Re: RT and Cascade interrupts

From: john cooper
Date: Tue May 24 2005 - 11:50:32 EST


john cooper wrote:
I'm seeing the BUG assert in kernel/timers.c:cascade()
kick in (tmp->base is somehow 0) during a test which
creates a few tasks of priority higher than ksoftirqd.
This race doesn't happen if ksoftirqd's priority is
elevated (eg: chrt -f -p 75 2) so the -RT patch might
be opening up a window here.

There is a window in rpc_run_timer() which allows
it to lose track of timer ownership when ksoftirqd
(and thus itself) are preempted. This doesn't
immediately cause a problem but does corrupt
the timer cascade list when the timer struct is
recycled/requeued. This shows up some time later
as the list is processed. The failure mode is cascade()
attempting to percolate a timer with poisoned
next/prev *s and a NULL base causing the assertion
BUG(tmp->base != base) to kick in.

The RPC code is attempting to replicate state of
timer ownership for a given rpc_task via RPC_TASK_HAS_TIMER
in rpc_task.tk_runstate. Besides not working
correctly in the case of preemptable context it is
a replication of state of a timer pending in the
cascade structure (ie: timer->base).

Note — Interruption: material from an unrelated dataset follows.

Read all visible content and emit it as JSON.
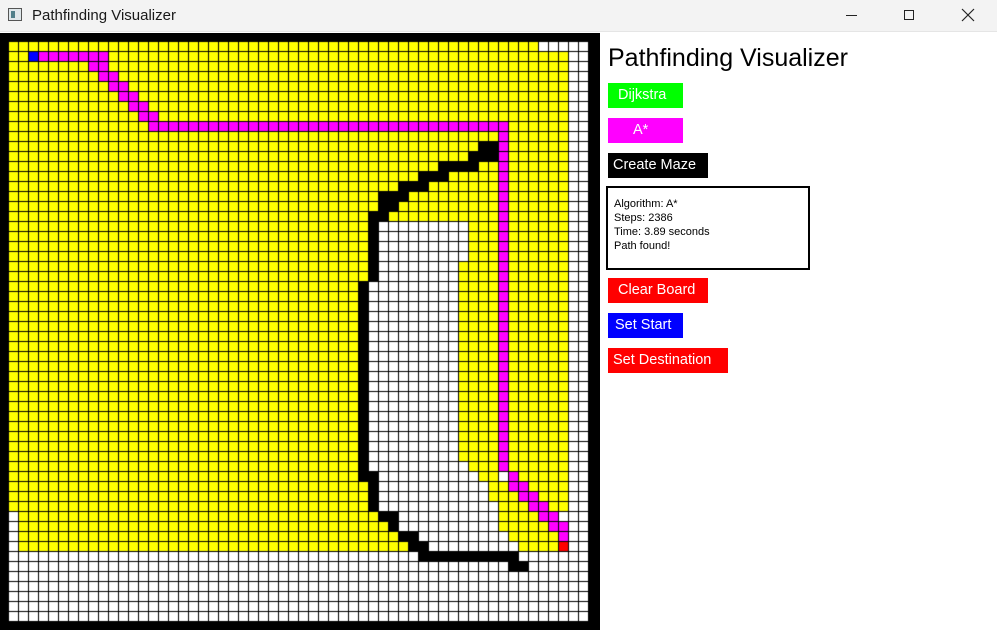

The fix
changes the RPC code to use timer->base when
deciding whether an outstanding timer registration
exists during rpc_task tear down.

Note: this failure occurred in the 40-04 version of
the patch though it applies to more current versions.
It was seen when executing stress tests on a number
of PPC targets running on an NFS mounted root though
was not observed on a x86 target under similar
conditions.

-john


--
john.cooper@xxxxxxxxxxx
./include/linux/sunrpc/sched.h
./net/sunrpc/sched.c
=================================================================
--- ./include/linux/sunrpc/sched.h.ORG 2005-05-24 10:29:24.000000000 -0400
+++ ./include/linux/sunrpc/sched.h 2005-05-24 10:47:56.000000000 -0400
@@ -142,7 +142,6 @@ typedef void (*rpc_action)(struct rpc_
#define RPC_TASK_RUNNING 0
#define RPC_TASK_QUEUED 1
#define RPC_TASK_WAKEUP 2
-#define RPC_TASK_HAS_TIMER 3

#define RPC_IS_RUNNING(t) (test_bit(RPC_TASK_RUNNING, &(t)->tk_runstate))
#define rpc_set_running(t) (set_bit(RPC_TASK_RUNNING, &(t)->tk_runstate))
=================================================================
--- ./net/sunrpc/sched.c.ORG 2005-05-24 10:29:52.000000000 -0400
+++ ./net/sunrpc/sched.c 2005-05-24 11:02:44.000000000 -0400
@@ -103,9 +103,6 @@ static void rpc_run_timer(struct rpc_tas
dprintk("RPC: %4d running timer\n", task->tk_pid);
callback(task);
}
- smp_mb__before_clear_bit();
- clear_bit(RPC_TASK_HAS_TIMER, &task->tk_runstate);
- smp_mb__after_clear_bit();
}

/*
@@ -124,7 +121,6 @@ __rpc_add_timer(struct rpc_task *task, r
task->tk_timeout_fn = timer;
else
task->tk_timeout_fn = __rpc_default_timer;
- set_bit(RPC_TASK_HAS_TIMER, &task->tk_runstate);
mod_timer(&task->tk_timer, jiffies + task->tk_timeout);
}

@@ -135,7 +131,7 @@ __rpc_add_timer(struct rpc_task *task, r
static inline void
rpc_delete_timer(struct rpc_task *task)
{
- if (test_and_clear_bit(RPC_TASK_HAS_TIMER, &task->tk_runstate)) {
+ if (task->tk_timer.base) {
del_singleshot_timer_sync(&task->tk_timer);
dprintk("RPC: %4d deleting timer\n", task->tk_pid);
}